Former pupil Jimmy Walugembe, who now works as a statistician, said, “While [I was] a student at St Cecilia, Mathematics had become the most difficult subject for me until Sennono was recruited and started teaching us using music.”
Sennono said that a teacher should be creative and develop ways of motivating his pupils, and that for them to love mathematics, they should see the teacher as an entertainer using activities within their environment such as stories and songs as a guide.
Teachers can also use games, puzzles and classroom competitions to teach math concepts in class. It may seem like playtime but they are actually learning new things without even realising.
Can I get a heck yes for this much excitement in math?! We had a little extra energy today during our math block (thanks rain) so we turned our problem set into a game! Teams worked together to solve problems and make math baskets. WE HAD SO MUCH FUN! #ourbsdstory #ogstars pic.twitter.com/ECfu7YY2iZ
— Emily Ruffa (@missruffa) 18 January 2019
Integrating the arts
Another way to make math come to life for young learners is to use art forms such as drawing, painting, and sculpting.
This way, they are engaged with the task and able to grasp the material presented to them in creative forms.
Artlight Global was founded in 2017, connecting two different disciplines to help students succeed in math.
It started at a Southeast-Asian Fulbright Conference in Jaipur, India, in early 2016, where the three founders realised they shared common interests in using art integration as a mechanism for deeper understanding and learning math concepts.
When they returned to the US, they developed the organisation dedicated to providing arts-integrated workshops in math to students worldwide who would benefit most.
Their workshops help students better conceptualize and understand mathematics concepts, such as ratios, fractions or geometry, through art.
The website says, “Art is the catalyst that provides students with a variety of hands-on experiences to practice skills that encourage understanding of new material and reinforce familiar mathematics concepts such as ratios through fractions, proportion and scale.
“By combining mathematics and art in these activities, the workshops will also encourage a collaborative environment were students work together to find solutions and meaning by building a stronger community through trust and empathy.”
For example, students can be asked to draw concepts instead of memorising the rules, which can be hard to understand.
Patricia Hall Jones, a teacher from Georgia, US, started a blog many years ago where she advocated for the importance of art in education.
Over the course of a teaching career spanning 35 years, she has developed several strategies which she shares in her blog, Teacher Support Force.
Here, she shares examples of how she introduces art in the classroom to help her students learn math.
She wrote “To check students’ comprehension of the terms “acute” and “obtuse,” for instance, I asked them to draw two “Angle Animals” in their habitats with the mouth of one formed by an acute angle and the mouth of the other formed by an obtuse angle.

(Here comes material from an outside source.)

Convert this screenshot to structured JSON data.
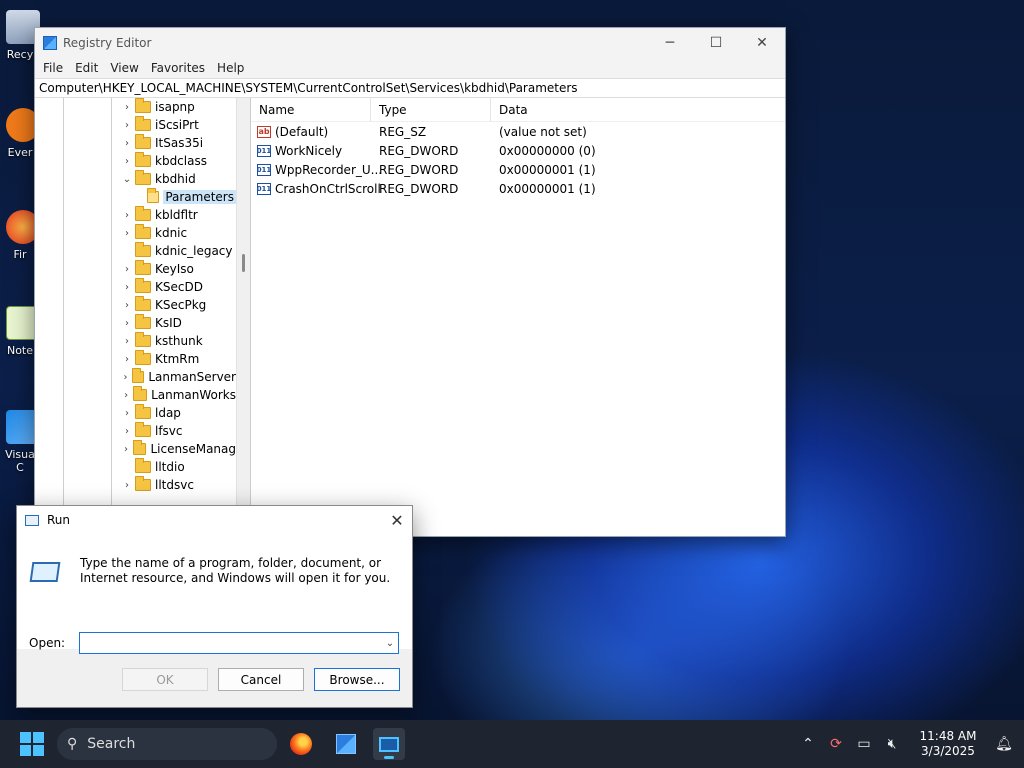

“The results of this assignment were absolutely breathtaking, and I discovered some unbelievably talented artists. ”
Arts integration is becoming popular in schools in countries like the US, and there are plenty of resources for teachers who want to try incorporating them in the classroom.
Teachers can integrate the arts into math in so many ways, such as asking them to draw shapes and lines to understand geometry, or painting a ‘wall clock’ to understand the concept of time, or even learning ratios through mixing paint.
By doing so, teachers make math fun and visually appealing, sparking interest in kids and getting them engaged in class.